207 women were transported to concentration camps and 87 children were gassed in specially adapted lorries. Eight children were chosen by the Nazis to survive, because of their fair hair and blue eyes; they were billeted on German families to be brought up as Aryan Nazis.
Hitler declared that the name of Lidice will be obliterated from the face of the earth.
Remembered
Lidice: The Village that Refused to Die shows why this has not happened.
Returning to Cwmgiedd, Williams films the schoolchildren who still remember Lidice every year in poetry and song.
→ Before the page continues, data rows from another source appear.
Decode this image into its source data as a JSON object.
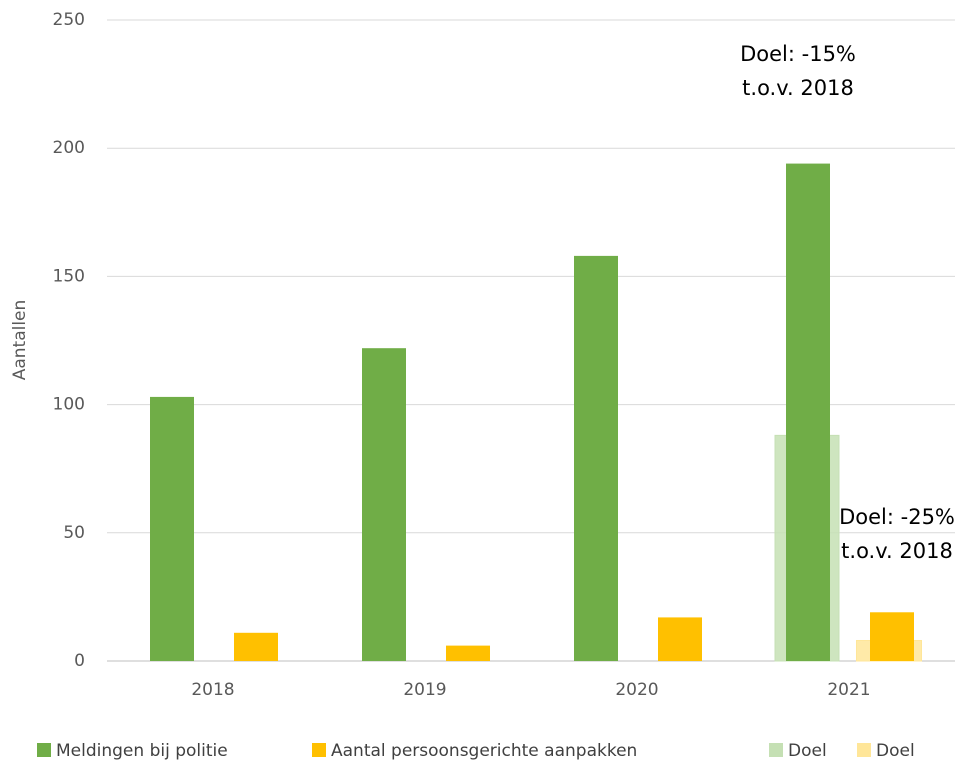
{
  "chart_data": {
    "type": "bar",
    "y_label": "Aantallen",
    "categories": [
      "2018",
      "2019",
      "2020",
      "2021"
    ],
    "series": [
      {
        "name": "Meldingen bij politie",
        "color": "#70ad47",
        "values": [
          103,
          122,
          158,
          194
        ]
      },
      {
        "name": "Aantal persoonsgerichte aanpakken",
        "color": "#ffc000",
        "values": [
          11,
          6,
          17,
          19
        ]
      },
      {
        "name": "Doel",
        "color": "#c5e0b4",
        "values": [
          null,
          null,
          null,
          88
        ]
      },
      {
        "name": "Doel",
        "color": "#ffe699",
        "values": [
          null,
          null,
          null,
          8
        ]
      }
    ],
    "ylim": [
      0,
      250
    ],
    "yticks": [
      0,
      50,
      100,
      150,
      200,
      250
    ],
    "grid": true,
    "legend": "bottom",
    "annotations": [
      {
        "lines": [
          "Doel: -15%",
          "t.o.v. 2018"
        ]
      },
      {
        "lines": [
          "Doel: -25%",
          "t.o.v. 2018"
        ]
      }
    ]
  }
}
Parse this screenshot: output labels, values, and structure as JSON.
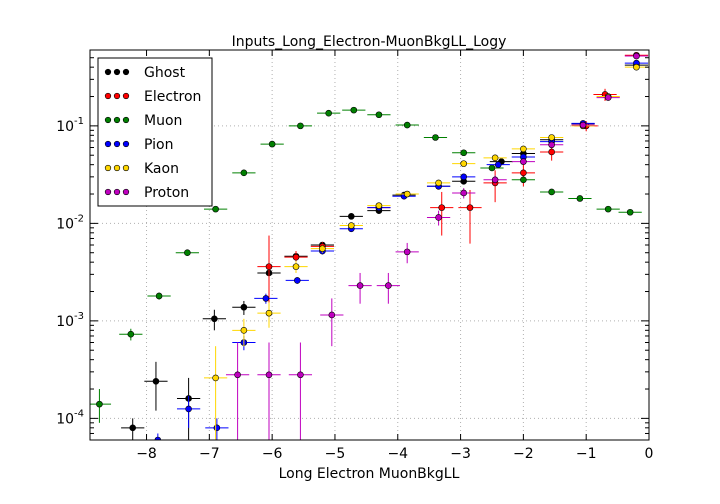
{
  "chart_data": {
    "type": "scatter",
    "title": "Inputs_Long_Electron-MuonBkgLL_Logy",
    "xlabel": "Long Electron MuonBkgLL",
    "ylabel": "",
    "xlim": [
      -8.9,
      0.0
    ],
    "ylim": [
      6e-05,
      0.6
    ],
    "y_scale": "log",
    "grid": true,
    "legend_position": "top-left",
    "x_ticks": [
      -8,
      -7,
      -6,
      -5,
      -4,
      -3,
      -2,
      -1,
      0
    ],
    "x_tick_labels": [
      "−8",
      "−7",
      "−6",
      "−5",
      "−4",
      "−3",
      "−2",
      "−1",
      "0"
    ],
    "y_major_ticks": [
      0.0001,
      0.001,
      0.01,
      0.1
    ],
    "y_tick_labels": [
      {
        "base": "10",
        "exp": "-4"
      },
      {
        "base": "10",
        "exp": "-3"
      },
      {
        "base": "10",
        "exp": "-2"
      },
      {
        "base": "10",
        "exp": "-1"
      }
    ],
    "bin_half_width": 0.185,
    "series": [
      {
        "name": "Ghost",
        "color": "#000000",
        "points": [
          {
            "x": -8.22,
            "y": 8e-05,
            "lo": 6e-05,
            "hi": 0.0001
          },
          {
            "x": -7.85,
            "y": 0.00024,
            "lo": 0.00012,
            "hi": 0.00038
          },
          {
            "x": -7.33,
            "y": 0.00016,
            "lo": 6e-05,
            "hi": 0.00026
          },
          {
            "x": -6.92,
            "y": 0.00105,
            "lo": 0.0008,
            "hi": 0.0013
          },
          {
            "x": -6.45,
            "y": 0.00138,
            "lo": 0.00115,
            "hi": 0.0016
          },
          {
            "x": -6.05,
            "y": 0.0031,
            "lo": 0.0027,
            "hi": 0.0035
          },
          {
            "x": -5.62,
            "y": 0.0046,
            "lo": 0.0042,
            "hi": 0.005
          },
          {
            "x": -5.2,
            "y": 0.006,
            "lo": 0.0056,
            "hi": 0.0064
          },
          {
            "x": -4.74,
            "y": 0.0118,
            "lo": 0.0112,
            "hi": 0.0124
          },
          {
            "x": -4.3,
            "y": 0.0135,
            "lo": 0.013,
            "hi": 0.014
          },
          {
            "x": -3.9,
            "y": 0.0195,
            "lo": 0.019,
            "hi": 0.0201
          },
          {
            "x": -3.35,
            "y": 0.024,
            "lo": 0.0234,
            "hi": 0.0246
          },
          {
            "x": -2.95,
            "y": 0.027,
            "lo": 0.0264,
            "hi": 0.0276
          },
          {
            "x": -2.35,
            "y": 0.043,
            "lo": 0.042,
            "hi": 0.044
          },
          {
            "x": -2.0,
            "y": 0.052,
            "lo": 0.051,
            "hi": 0.053
          },
          {
            "x": -1.55,
            "y": 0.072,
            "lo": 0.071,
            "hi": 0.073
          },
          {
            "x": -1.05,
            "y": 0.105,
            "lo": 0.103,
            "hi": 0.107
          },
          {
            "x": -0.2,
            "y": 0.42,
            "lo": 0.41,
            "hi": 0.43
          }
        ]
      },
      {
        "name": "Electron",
        "color": "#ff0000",
        "points": [
          {
            "x": -6.05,
            "y": 0.0036,
            "lo": 0.0012,
            "hi": 0.0075
          },
          {
            "x": -5.62,
            "y": 0.0045,
            "lo": 0.0038,
            "hi": 0.0052
          },
          {
            "x": -5.2,
            "y": 0.0058,
            "lo": 0.0052,
            "hi": 0.0064
          },
          {
            "x": -4.3,
            "y": 0.0145,
            "lo": 0.0138,
            "hi": 0.0152
          },
          {
            "x": -3.3,
            "y": 0.0145,
            "lo": 0.0075,
            "hi": 0.021
          },
          {
            "x": -2.85,
            "y": 0.0145,
            "lo": 0.0062,
            "hi": 0.022
          },
          {
            "x": -2.45,
            "y": 0.026,
            "lo": 0.0165,
            "hi": 0.035
          },
          {
            "x": -2.0,
            "y": 0.033,
            "lo": 0.024,
            "hi": 0.042
          },
          {
            "x": -1.55,
            "y": 0.054,
            "lo": 0.044,
            "hi": 0.064
          },
          {
            "x": -1.0,
            "y": 0.1,
            "lo": 0.088,
            "hi": 0.112
          },
          {
            "x": -0.7,
            "y": 0.21,
            "lo": 0.18,
            "hi": 0.24
          },
          {
            "x": -0.2,
            "y": 0.53,
            "lo": 0.5,
            "hi": 0.56
          }
        ]
      },
      {
        "name": "Muon",
        "color": "#008000",
        "points": [
          {
            "x": -8.75,
            "y": 0.00014,
            "lo": 9e-05,
            "hi": 0.0002
          },
          {
            "x": -8.25,
            "y": 0.00073,
            "lo": 0.00063,
            "hi": 0.00083
          },
          {
            "x": -7.8,
            "y": 0.0018,
            "lo": 0.00165,
            "hi": 0.00195
          },
          {
            "x": -7.35,
            "y": 0.005,
            "lo": 0.0048,
            "hi": 0.0052
          },
          {
            "x": -6.9,
            "y": 0.014,
            "lo": 0.0137,
            "hi": 0.0143
          },
          {
            "x": -6.45,
            "y": 0.033,
            "lo": 0.0325,
            "hi": 0.0335
          },
          {
            "x": -6.0,
            "y": 0.065,
            "lo": 0.0645,
            "hi": 0.0655
          },
          {
            "x": -5.55,
            "y": 0.1,
            "lo": 0.0995,
            "hi": 0.1005
          },
          {
            "x": -5.1,
            "y": 0.135,
            "lo": 0.134,
            "hi": 0.136
          },
          {
            "x": -4.7,
            "y": 0.145,
            "lo": 0.144,
            "hi": 0.146
          },
          {
            "x": -4.3,
            "y": 0.13,
            "lo": 0.129,
            "hi": 0.131
          },
          {
            "x": -3.85,
            "y": 0.102,
            "lo": 0.101,
            "hi": 0.103
          },
          {
            "x": -3.4,
            "y": 0.076,
            "lo": 0.075,
            "hi": 0.077
          },
          {
            "x": -2.95,
            "y": 0.053,
            "lo": 0.052,
            "hi": 0.054
          },
          {
            "x": -2.5,
            "y": 0.037,
            "lo": 0.036,
            "hi": 0.038
          },
          {
            "x": -2.0,
            "y": 0.028,
            "lo": 0.027,
            "hi": 0.029
          },
          {
            "x": -1.55,
            "y": 0.021,
            "lo": 0.0205,
            "hi": 0.0215
          },
          {
            "x": -1.1,
            "y": 0.018,
            "lo": 0.0175,
            "hi": 0.0185
          },
          {
            "x": -0.65,
            "y": 0.014,
            "lo": 0.0135,
            "hi": 0.0145
          },
          {
            "x": -0.3,
            "y": 0.013,
            "lo": 0.0125,
            "hi": 0.0135
          }
        ]
      },
      {
        "name": "Pion",
        "color": "#0000ff",
        "points": [
          {
            "x": -7.82,
            "y": 6e-05,
            "lo": 6e-05,
            "hi": 7e-05
          },
          {
            "x": -7.33,
            "y": 0.000125,
            "lo": 8e-05,
            "hi": 0.00017
          },
          {
            "x": -6.88,
            "y": 8e-05,
            "lo": 6e-05,
            "hi": 0.0001
          },
          {
            "x": -6.45,
            "y": 0.0006,
            "lo": 0.0005,
            "hi": 0.0007
          },
          {
            "x": -6.1,
            "y": 0.0017,
            "lo": 0.0015,
            "hi": 0.0019
          },
          {
            "x": -5.6,
            "y": 0.0026,
            "lo": 0.0024,
            "hi": 0.0028
          },
          {
            "x": -5.2,
            "y": 0.0052,
            "lo": 0.0048,
            "hi": 0.0056
          },
          {
            "x": -4.74,
            "y": 0.0088,
            "lo": 0.0084,
            "hi": 0.0092
          },
          {
            "x": -4.3,
            "y": 0.0145,
            "lo": 0.014,
            "hi": 0.015
          },
          {
            "x": -3.9,
            "y": 0.019,
            "lo": 0.0185,
            "hi": 0.0195
          },
          {
            "x": -3.35,
            "y": 0.024,
            "lo": 0.0234,
            "hi": 0.0246
          },
          {
            "x": -2.95,
            "y": 0.03,
            "lo": 0.0294,
            "hi": 0.0306
          },
          {
            "x": -2.4,
            "y": 0.04,
            "lo": 0.039,
            "hi": 0.041
          },
          {
            "x": -2.0,
            "y": 0.048,
            "lo": 0.047,
            "hi": 0.049
          },
          {
            "x": -1.55,
            "y": 0.069,
            "lo": 0.068,
            "hi": 0.07
          },
          {
            "x": -1.05,
            "y": 0.106,
            "lo": 0.104,
            "hi": 0.108
          },
          {
            "x": -0.2,
            "y": 0.44,
            "lo": 0.43,
            "hi": 0.45
          }
        ]
      },
      {
        "name": "Kaon",
        "color": "#ffd700",
        "points": [
          {
            "x": -6.9,
            "y": 0.00026,
            "lo": 6e-05,
            "hi": 0.00055
          },
          {
            "x": -6.45,
            "y": 0.0008,
            "lo": 0.00055,
            "hi": 0.00105
          },
          {
            "x": -6.05,
            "y": 0.0012,
            "lo": 0.00085,
            "hi": 0.00155
          },
          {
            "x": -5.62,
            "y": 0.0036,
            "lo": 0.0031,
            "hi": 0.0041
          },
          {
            "x": -5.2,
            "y": 0.0055,
            "lo": 0.005,
            "hi": 0.006
          },
          {
            "x": -4.74,
            "y": 0.0095,
            "lo": 0.009,
            "hi": 0.01
          },
          {
            "x": -4.3,
            "y": 0.0152,
            "lo": 0.0147,
            "hi": 0.0157
          },
          {
            "x": -3.85,
            "y": 0.02,
            "lo": 0.0195,
            "hi": 0.0205
          },
          {
            "x": -3.35,
            "y": 0.026,
            "lo": 0.0254,
            "hi": 0.0266
          },
          {
            "x": -2.95,
            "y": 0.041,
            "lo": 0.04,
            "hi": 0.042
          },
          {
            "x": -2.45,
            "y": 0.047,
            "lo": 0.046,
            "hi": 0.048
          },
          {
            "x": -2.0,
            "y": 0.058,
            "lo": 0.057,
            "hi": 0.059
          },
          {
            "x": -1.55,
            "y": 0.076,
            "lo": 0.075,
            "hi": 0.077
          },
          {
            "x": -1.05,
            "y": 0.1,
            "lo": 0.098,
            "hi": 0.102
          },
          {
            "x": -0.65,
            "y": 0.2,
            "lo": 0.19,
            "hi": 0.21
          },
          {
            "x": -0.2,
            "y": 0.4,
            "lo": 0.39,
            "hi": 0.41
          }
        ]
      },
      {
        "name": "Proton",
        "color": "#bf00bf",
        "points": [
          {
            "x": -6.55,
            "y": 0.00028,
            "lo": 6e-05,
            "hi": 0.0006
          },
          {
            "x": -6.05,
            "y": 0.00028,
            "lo": 6e-05,
            "hi": 0.0006
          },
          {
            "x": -5.55,
            "y": 0.00028,
            "lo": 6e-05,
            "hi": 0.0006
          },
          {
            "x": -5.05,
            "y": 0.00115,
            "lo": 0.00055,
            "hi": 0.0017
          },
          {
            "x": -4.6,
            "y": 0.0023,
            "lo": 0.0015,
            "hi": 0.0031
          },
          {
            "x": -4.15,
            "y": 0.0023,
            "lo": 0.0015,
            "hi": 0.0031
          },
          {
            "x": -3.85,
            "y": 0.0051,
            "lo": 0.0039,
            "hi": 0.0063
          },
          {
            "x": -3.35,
            "y": 0.0115,
            "lo": 0.0095,
            "hi": 0.0135
          },
          {
            "x": -2.95,
            "y": 0.0205,
            "lo": 0.018,
            "hi": 0.023
          },
          {
            "x": -2.45,
            "y": 0.028,
            "lo": 0.025,
            "hi": 0.031
          },
          {
            "x": -2.0,
            "y": 0.043,
            "lo": 0.04,
            "hi": 0.046
          },
          {
            "x": -1.55,
            "y": 0.064,
            "lo": 0.061,
            "hi": 0.067
          },
          {
            "x": -1.05,
            "y": 0.102,
            "lo": 0.1,
            "hi": 0.104
          },
          {
            "x": -0.65,
            "y": 0.195,
            "lo": 0.19,
            "hi": 0.2
          },
          {
            "x": -0.2,
            "y": 0.52,
            "lo": 0.51,
            "hi": 0.53
          }
        ]
      }
    ]
  }
}
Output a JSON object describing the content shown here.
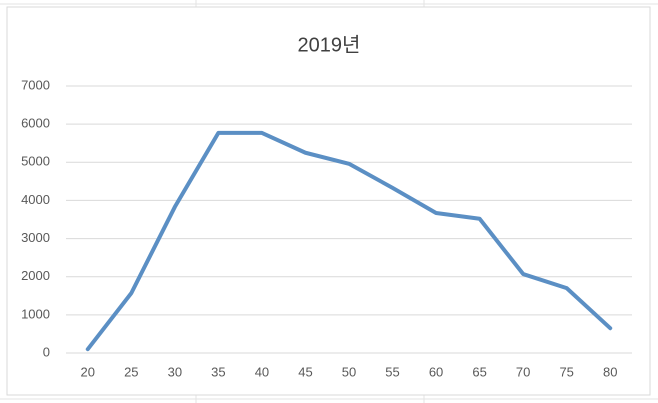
{
  "chart_data": {
    "type": "line",
    "title": "2019년",
    "categories": [
      "20",
      "25",
      "30",
      "35",
      "40",
      "45",
      "50",
      "55",
      "60",
      "65",
      "70",
      "75",
      "80"
    ],
    "series": [
      {
        "name": "2019년",
        "color": "#5b8fc4",
        "values": [
          100,
          1570,
          3830,
          5770,
          5770,
          5250,
          4960,
          4330,
          3670,
          3520,
          2070,
          1700,
          650
        ]
      }
    ],
    "ylim": [
      0,
      7000
    ],
    "yticks": [
      0,
      1000,
      2000,
      3000,
      4000,
      5000,
      6000,
      7000
    ],
    "grid": true
  }
}
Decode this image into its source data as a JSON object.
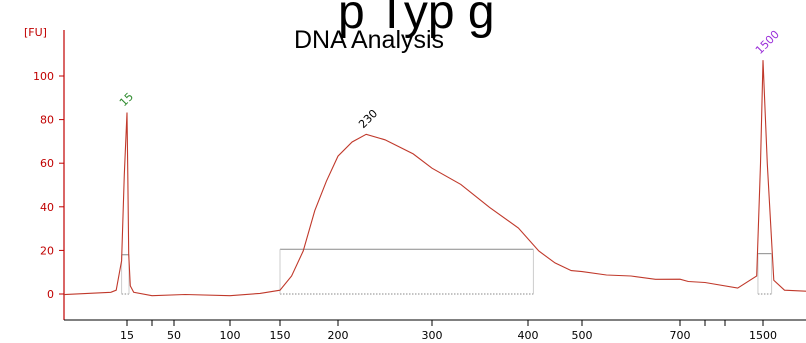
{
  "header": {
    "overflow_text": "p        Typ g"
  },
  "chart_data": {
    "type": "line",
    "title": "DNA Analysis",
    "ylabel": "[FU]",
    "xlabel": "",
    "ylim": [
      -10,
      110
    ],
    "y_ticks": [
      0,
      20,
      40,
      60,
      80,
      100
    ],
    "x_ticks": [
      "15",
      "50",
      "100",
      "150",
      "200",
      "300",
      "400",
      "500",
      "700",
      "1500"
    ],
    "grid": false,
    "colors": {
      "trace": "#c0392b",
      "axis": "#c00000",
      "peak_15": "#2e8b2e",
      "peak_230": "#000000",
      "peak_1500": "#9b30d9",
      "baseline": "#8a8a8a"
    },
    "peaks": [
      {
        "label": "15",
        "size_bp": 15,
        "value": 83
      },
      {
        "label": "230",
        "size_bp": 230,
        "value": 73
      },
      {
        "label": "1500",
        "size_bp": 1500,
        "value": 107
      }
    ],
    "series": [
      {
        "points": [
          [
            0,
            0
          ],
          [
            12,
            0.5
          ],
          [
            13,
            2
          ],
          [
            14,
            15
          ],
          [
            14.5,
            55
          ],
          [
            15,
            83
          ],
          [
            15.5,
            55
          ],
          [
            16,
            18
          ],
          [
            17,
            4
          ],
          [
            19,
            0.5
          ],
          [
            30,
            -0.5
          ],
          [
            60,
            -0.5
          ],
          [
            100,
            -0.5
          ],
          [
            130,
            0
          ],
          [
            150,
            2
          ],
          [
            160,
            8
          ],
          [
            170,
            20
          ],
          [
            180,
            38
          ],
          [
            190,
            52
          ],
          [
            200,
            63
          ],
          [
            215,
            70
          ],
          [
            230,
            73
          ],
          [
            250,
            71
          ],
          [
            280,
            64
          ],
          [
            300,
            58
          ],
          [
            330,
            50
          ],
          [
            360,
            40
          ],
          [
            390,
            30
          ],
          [
            420,
            20
          ],
          [
            450,
            14
          ],
          [
            480,
            11
          ],
          [
            500,
            10
          ],
          [
            550,
            9
          ],
          [
            600,
            8
          ],
          [
            650,
            7
          ],
          [
            700,
            6.5
          ],
          [
            800,
            6
          ],
          [
            1000,
            5
          ],
          [
            1300,
            3
          ],
          [
            1450,
            8
          ],
          [
            1480,
            60
          ],
          [
            1500,
            107
          ],
          [
            1520,
            60
          ],
          [
            1550,
            6
          ],
          [
            1600,
            2
          ],
          [
            1700,
            1
          ]
        ]
      }
    ],
    "marker_lines": [
      {
        "x_start": 14,
        "x_end": 16.2,
        "value": 18
      },
      {
        "x_start": 150,
        "x_end": 410,
        "value": 20.5
      },
      {
        "x_start": 1460,
        "x_end": 1540,
        "value": 18.5
      }
    ],
    "extra_axis_ticks": [
      "between 15 and 50",
      "between 700 and 1500"
    ]
  }
}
He goes back to Lidice from Swindon in England with Win, the widow of a Lidice family, the Horaks, who were suspected of being involved in the successful plot to blow up Heydrich’s car.
The film uncovers the Nazis’ own film of the destruction of Lidice and a photograph of the smiling film crew which recorded this horrendous war crime.
And it embraces the Cwmgiedd propaganda film, Silent Village (1943 Crown Film Unit) which was directed by Humphrey Jennings. The film is billed as a tribute to the brotherhood of man and, particularly, of miners.
Returned
But Lidice refused to die. Against all the odds, a handful of the deported women and some of the children returned in the years after the war and a new village was built not far from the site of the 1942 atrocity, overlooking the valley in which the original Lidice once stood.
Lidice: The Village that Refused to Die has already won two awards – from the international IMPACT festival for its strong message, and from the international IndieFEST film festival in three categories – Documentary feature, History/Biographical and, to the director, an Award of Excellence.
The film will be premiered on Thursday September 28th at 7pm at The Welfare, Ystradgynlais, and at the Temple of Peace in Cardiff in the presence of the Lord Mayor, on Sunday, October 1st at 5.30pm. Cardiff tickets are available here
Profits from this film are supporting two charities: Lidice Shall Live, and the Josef Herman Foundation, Cymru.